Have a look for a 6 or 7 digit number

The Seiko production calculator is based on the following criteria:

1. The first digit represents the year made

2. The second digit represents the month made

3. The remaining digits is the serial number

The only thing you have to do is know what decade that watch was made.

The following is an example of your watches:

1) 532294

Year made, could be 85 or 95 or 2005 (actually 2005 in this case)

Month made is March

2) 953254

Year made, could be 89 or 99

Month made is May

One other thing the months are

1 - Jan

2 - Feb

3 - Mar

4 - Apr

5 - May

6 - Jun

7 - Jul

8 - Aug

9 - Sep

O - Oct

N - Nov

D - Dec

Thanks

deano


----------



## pg tips

there should be a 6 digit number as well 1st 2 digits are the date code 1st digit is the year and second the month

ie 123456 would be 19?1 February

O N D are used for Oct Nov dec in the second digit.

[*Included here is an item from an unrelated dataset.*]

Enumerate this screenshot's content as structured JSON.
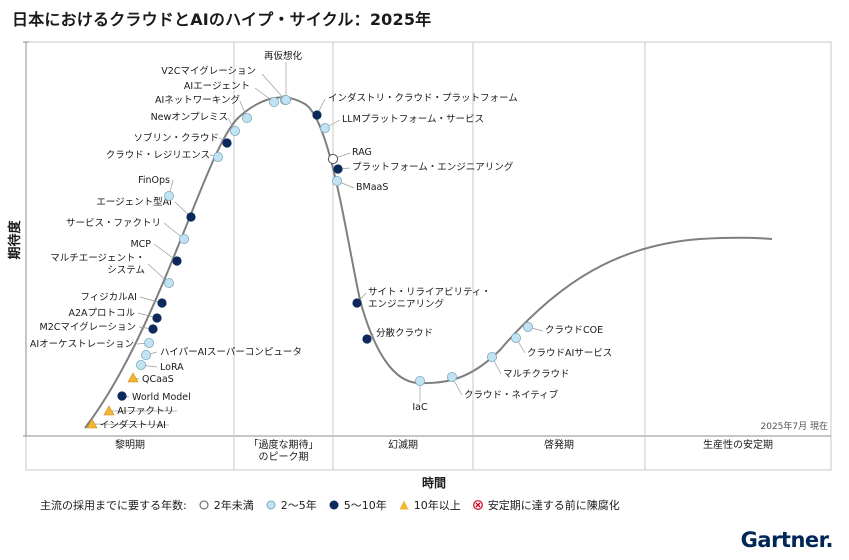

The reason there is a ? is because it could be 61, 71, 81 etc you have to know what the production dates for the movement were or take an educated guess.

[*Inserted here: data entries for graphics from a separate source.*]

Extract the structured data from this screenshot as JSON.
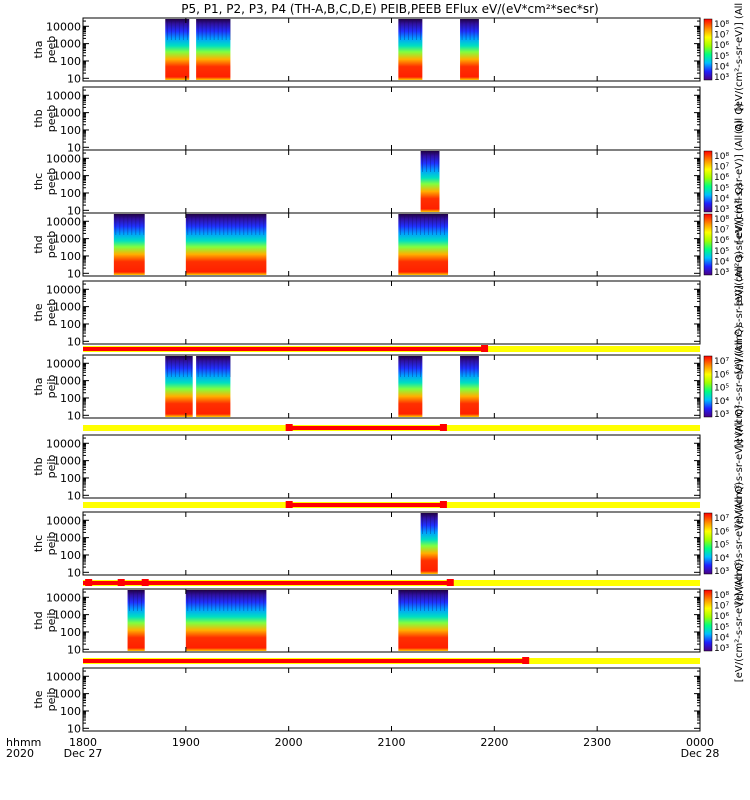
{
  "chart_data": {
    "type": "heatmap",
    "title": "P5, P1, P2, P3, P4 (TH-A,B,C,D,E) PEIB,PEEB EFlux eV/(eV*cm²*sec*sr)",
    "time_axis": {
      "row_label_1": "hhmm",
      "row_label_2": "2020",
      "ticks": [
        {
          "t": 0,
          "label": "1800",
          "sub": "Dec 27"
        },
        {
          "t": 60,
          "label": "1900",
          "sub": ""
        },
        {
          "t": 120,
          "label": "2000",
          "sub": ""
        },
        {
          "t": 180,
          "label": "2100",
          "sub": ""
        },
        {
          "t": 240,
          "label": "2200",
          "sub": ""
        },
        {
          "t": 300,
          "label": "2300",
          "sub": ""
        },
        {
          "t": 360,
          "label": "0000",
          "sub": "Dec 28"
        }
      ],
      "range_minutes": [
        0,
        360
      ]
    },
    "energy_axis": {
      "scale": "log",
      "range_eV": [
        7,
        30000
      ],
      "tick_labels": [
        "10",
        "100",
        "1000",
        "10000"
      ]
    },
    "colors": {
      "scale": [
        "#4b0082",
        "#2020ff",
        "#00c0ff",
        "#00ff80",
        "#a0ff00",
        "#ffff00",
        "#ff9000",
        "#ff0000"
      ],
      "bar_good": "#ffff00",
      "bar_flag": "#ff0000"
    },
    "panels": [
      {
        "id": "tha_peeb",
        "label1": "tha",
        "label2": "peeb",
        "segments": [
          [
            48,
            62
          ],
          [
            66,
            86
          ],
          [
            184,
            198
          ],
          [
            220,
            231
          ]
        ],
        "colorbar": {
          "labels": [
            "10⁸",
            "10⁷",
            "10⁶",
            "10⁵",
            "10⁴",
            "10³"
          ],
          "unit": "[eV/(cm²-s-sr-eV)] (All Q)"
        }
      },
      {
        "id": "thb_peeb",
        "label1": "thb",
        "label2": "peeb",
        "segments": [],
        "colorbar": {
          "labels": [],
          "unit": "(All Q)"
        }
      },
      {
        "id": "thc_peeb",
        "label1": "thc",
        "label2": "peeb",
        "segments": [
          [
            197,
            208
          ]
        ],
        "colorbar": {
          "labels": [
            "10⁸",
            "10⁷",
            "10⁶",
            "10⁵",
            "10⁴",
            "10³"
          ],
          "unit": "[eV/(cm²-s-sr-eV)] (All Q)"
        }
      },
      {
        "id": "thd_peeb",
        "label1": "thd",
        "label2": "peeb",
        "segments": [
          [
            18,
            36
          ],
          [
            60,
            107
          ],
          [
            184,
            213
          ]
        ],
        "colorbar": {
          "labels": [
            "10⁸",
            "10⁷",
            "10⁶",
            "10⁵",
            "10⁴",
            "10³"
          ],
          "unit": "[eV/(cm²-s-sr-eV)] (All Q)"
        }
      },
      {
        "id": "the_peeb",
        "label1": "the",
        "label2": "peeb",
        "segments": [],
        "colorbar": {
          "labels": [],
          "unit": "[eV/(cm²-s-sr-eV)] (All Q)"
        },
        "flag_bar": {
          "red": [
            [
              0,
              234
            ]
          ],
          "dots": [
            234
          ]
        }
      },
      {
        "id": "tha_peib",
        "label1": "tha",
        "label2": "peib",
        "segments": [
          [
            48,
            64
          ],
          [
            66,
            86
          ],
          [
            184,
            198
          ],
          [
            220,
            231
          ]
        ],
        "colorbar": {
          "labels": [
            "10⁷",
            "10⁶",
            "10⁵",
            "10⁴",
            "10³"
          ],
          "unit": "[eV/(cm²-s-sr-eV)] (All Q)"
        },
        "flag_bar": {
          "red": [
            [
              120,
              210
            ]
          ],
          "dots": [
            120,
            210
          ]
        }
      },
      {
        "id": "thb_peib",
        "label1": "thb",
        "label2": "peib",
        "segments": [],
        "colorbar": {
          "labels": [],
          "unit": "[eV/(cm²-s-sr-eV)] (All Q)"
        },
        "flag_bar": {
          "red": [
            [
              120,
              210
            ]
          ],
          "dots": [
            120,
            210
          ]
        }
      },
      {
        "id": "thc_peib",
        "label1": "thc",
        "label2": "peib",
        "segments": [
          [
            197,
            207
          ]
        ],
        "colorbar": {
          "labels": [
            "10⁷",
            "10⁶",
            "10⁵",
            "10⁴",
            "10³"
          ],
          "unit": "[eV/(cm²-s-sr-eV)] (All Q)"
        },
        "flag_bar": {
          "red": [
            [
              0,
              214
            ]
          ],
          "dots": [
            3,
            22,
            36,
            214
          ]
        }
      },
      {
        "id": "thd_peib",
        "label1": "thd",
        "label2": "peib",
        "segments": [
          [
            26,
            36
          ],
          [
            60,
            107
          ],
          [
            184,
            213
          ]
        ],
        "colorbar": {
          "labels": [
            "10⁸",
            "10⁷",
            "10⁶",
            "10⁵",
            "10⁴",
            "10³"
          ],
          "unit": "[eV/(cm²-s-sr-eV)] (All Q)"
        },
        "flag_bar": {
          "red": [
            [
              0,
              258
            ]
          ],
          "dots": [
            258
          ]
        }
      },
      {
        "id": "the_peib",
        "label1": "the",
        "label2": "peib",
        "segments": [],
        "colorbar": {
          "labels": [],
          "unit": ""
        }
      }
    ]
  }
}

Here is a link which will make things a bit clearer although the 7009 movement isn't in their list

http://www.ittc.ku.edu/~jgauch/watch/seiko.html


----------



## thorpey69

how long has the 7009 movement been in production or should i say from when?? thanks for the info so far very interesting


















heres the watch in question


----------



## pg tips

that does look clean thorpey, nice one, I've no idea of the production dates but looking at yours it looks early 80's to me?


----------



## thorpey69

thanks pg,hoping its as good in the flesh as in the pics,really like the clean no frills look of this watch.


----------



## Pjam

I've just got this one and if I understand correctly it was made in either 1971, 1981, 1991 or 2001. (serial number is 101244) movement is 7009 and case 8580-P. My guess is it's 1981 but am I right? or would 1991 be a better guess?


----------



## jasonm

No, I think you've probably got it right....


----------



## Pjam

Really got to love these Seiko 5's ................ I think they could become an obsession!!!


----------